For most students and many researchers, the academic Spring Break is a chance to catch one’s breath during the crazy pace of the Spring semester/term. Some people choose to use it as a vacation, heading to some exotic spot or at least “checking out” of the normal routine for a few day. Others stay at home, frantically trying to catch up on class requirements or lecture preparation. Rather than selecting one of these two extremes, next year try a trip to the field, but in “relaxed mode.”
Why, you ask? Pretty simple, actually. Here are some reasons:
1) Examine the motivations and study design. Besides needing a break from the constant grind of the semester’s activities, everyone in the sciences NEEDS to take time each year to contemplate the whys and wherefores of their own endeavors. This can only be done effectively in context, that is, by immersion in the environment and processes of study. People who are more focused on modeling and synthetic data analysis need to especially take heed. Getting out for a few days and simply watching the natural world function can really clear the mind and bring new questions to the front.
2) Improve the quality/results of summertime fieldwork. Timing this during Spring Break is particularly advantageous, as any epiphanies or insights can be conveniently worked into plans for summertime fieldwork. For instance, the scale of landscape and phenomena are really driven home by taking long, all-day hikes. Spending a day traversing a study area with the science questions in mind can easily lead to questioning the study approach and thoroughness. Sometimes the answer is positive, confirming that indeed you have the bases covered. Other times you see something that you didn’t know existed, and now you need to modify your study plan. Either way, it’s a win for the earnest researcher.
3) Get some preliminary data. Combining this Spring Break field getaway with some data collection can’t hurt either. Why waste field time? Make some observations or improve your baseline data while you are out there. You can test a sampling workflow, set up some sensory equipment, or simply check on the status of your in-situ experiments. More information prior to the summer campaign can’t hurt!

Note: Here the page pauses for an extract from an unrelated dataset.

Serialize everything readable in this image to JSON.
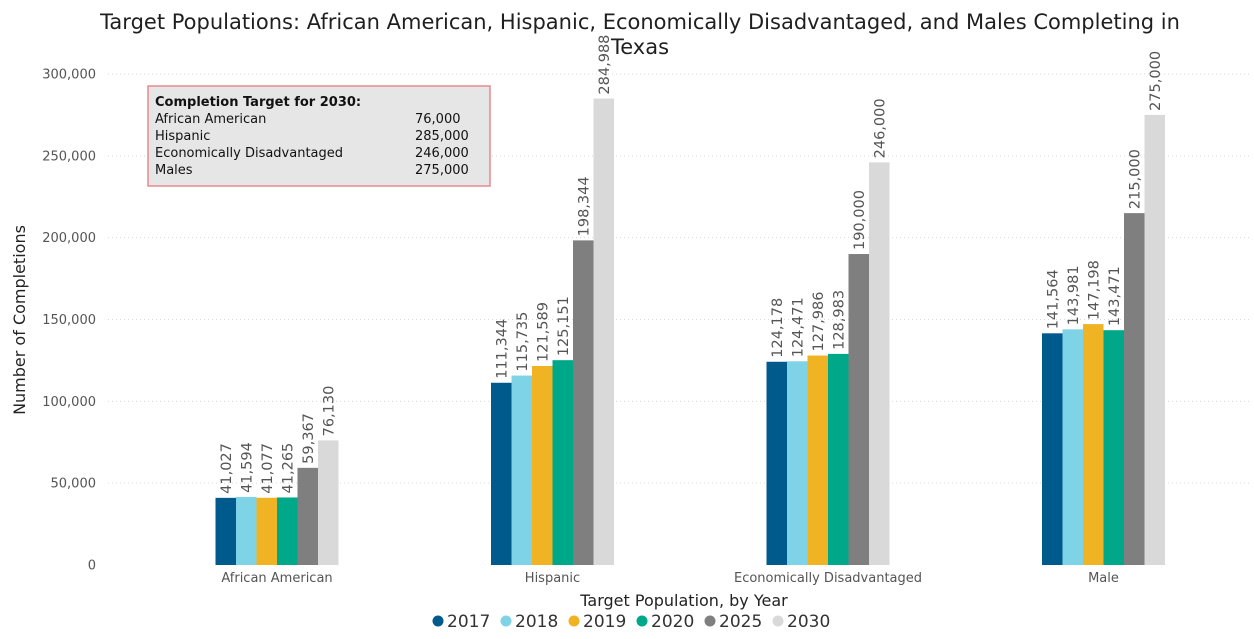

4) Introduce students or field assistants to the area. Making a fun, more relaxing trip into your study area is a good opportunity to familiarize yourself or your field crew with the landscape and logistics involved. A lot of unknowns can be removed in this process, and everyone’s minds are able to spin up to the summertime plans in advance. This will maximize productivity during the regular field season.
5) Visit a new area at the same time. We all have those nooks and crannies of the landscape where we have not yet visited, yet know that we really should. It could be a nearby mountain range with similar characteristics as our study area, or it could be a local community that we’ve never really had the time to explore. A low-key Spring Break trip is the perfect time to fill in these gaps. You never know who you are going to meet, or what you are going to find until you check out the unknown.
So, rather than jump on a plane to Cancun or spend the entire week locked in a laboratory, take the time to get out and think scientifically without pressure. It will do you and your study plan a world of good.